Sunday, August 26, 2007

Long Time, no post...

As with Mike, I am very frustrated too. I don't know what to say to her to get her to start working again. It's like she just gave up and is back at square 1. I don't how much my feelings would be different if she were "my blood child" and not just a step child. I know I'll probably catch hell from some saying "just a step child" but if you've never been there, there is a difference. Maybe if I would have had more dealings with her from a much younger age things would have been different. I'm not saying I'm the perfect, and all-knowing parent or anything. It's just that things would have been handled differently. And if she were younger, it all would have been different. Mike has done a great job with what he was dealt. I understand what he means when he says when the kids outnumber the parents by more than 2 to 1, it's extremely hard to do anything.

But I can't change any of the past. I just have to learn to deal with the here and now.

A side of me wants to just yell at her and say "WAKE THE HELL UP! Do you realize how good you could have it by just stopping all this stupid shit you continue to do???? STOP playing victim, oh poor you, you've had it SO rough. If you think rules don't apply to you, just go and make your own way in the world since you know everything. You can't live here and disrupt our lives any more. As it is we will never be out of debt. The boys know how much has been wasted on you -- yes WASTED. And they are not happy about it. They don't understand why you continue to make the stupid decisions you do and not just cut the crap and come home."

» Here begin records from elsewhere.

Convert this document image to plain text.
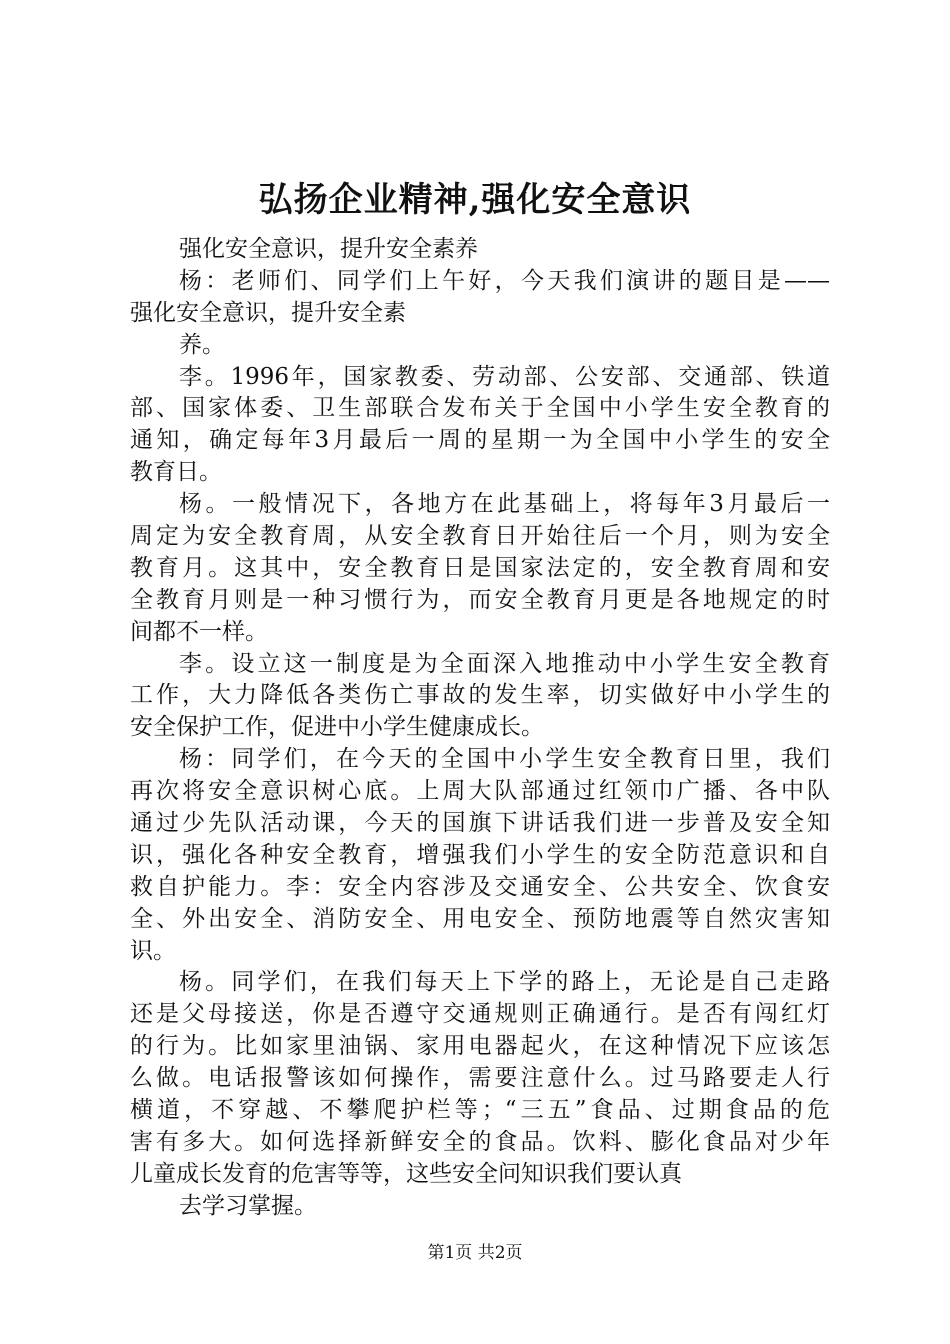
弘扬企业精神,强化安全意识
强化安全意识，提升安全素养
杨：老师们、同学们上午好，今天我们演讲的题目是——
强化安全意识，提升安全素
养。
李。1996年，国家教委、劳动部、公安部、交通部、铁道
部、国家体委、卫生部联合发布关于全国中小学生安全教育的
通知，确定每年3月最后一周的星期一为全国中小学生的安全
教育日。
杨。一般情况下，各地方在此基础上，将每年3月最后一
周定为安全教育周，从安全教育日开始往后一个月，则为安全
教育月。这其中，安全教育日是国家法定的，安全教育周和安
全教育月则是一种习惯行为，而安全教育月更是各地规定的时
间都不一样。
李。设立这一制度是为全面深入地推动中小学生安全教育
工作，大力降低各类伤亡事故的发生率，切实做好中小学生的
安全保护工作，促进中小学生健康成长。
杨：同学们，在今天的全国中小学生安全教育日里，我们
再次将安全意识树心底。上周大队部通过红领巾广播、各中队
通过少先队活动课，今天的国旗下讲话我们进一步普及安全知
识，强化各种安全教育，增强我们小学生的安全防范意识和自
救自护能力。李：安全内容涉及交通安全、公共安全、饮食安
全、外出安全、消防安全、用电安全、预防地震等自然灾害知
识。
杨。同学们，在我们每天上下学的路上，无论是自己走路
还是父母接送，你是否遵守交通规则正确通行。是否有闯红灯
的行为。比如家里油锅、家用电器起火，在这种情况下应该怎
么做。电话报警该如何操作，需要注意什么。过马路要走人行
横道，不穿越、不攀爬护栏等；“三五”食品、过期食品的危
害有多大。如何选择新鲜安全的食品。饮料、膨化食品对少年
儿童成长发育的危害等等，这些安全问知识我们要认真
去学习掌握。
第1页 共2页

Then the other side just is frustrated. I see the stress on Mike and the boys. The money that we will never have, the easy retirement we will never have. I want to cry knowing there is nothing we seem to do or say that is making a difference with her. Other "program parents" say to just hang in there, and many have been in the same spot we're in -- maybe not for this length of time, but they've felt the same frustration.

The Cross Creek school is SO good, in my opinion. They are also frustrated and have done so much to try to make this work. I feel sorry for them to have to deal with her day after day and not being able to make her see the light.

The letters we get just seem to be rambling, and repeating. I think she is comfortable there and won't do anything until it is time for her to leave...when she turns 18 in 10 months. We don't think we'll be able to continue with student loans for that long, however. So what then? I truly don't want her back here disrupting our lives like she did. And I truly think that is what she will do. She has learned just enough to get her by, to manipulate those enough to get attention but in no way does she want to take responsibility.

Wow, just re-read the above. I guess I didn't realize I was this angry again. But as Mike has always told me. Be honest, even when it sucks.

I love him with all my heart and feel so lucky to have him in my life. I don't know how I can handle having her back home if she doesn't change her ways. And maybe I'm not giving her enough credit as Mike says, but my trust in her was trashed a long time ago and I know myself well enough that it takes a LONG time to build that back up , IF it ever happens. All I see is her manipulation and I'm not willing to play that game any longer.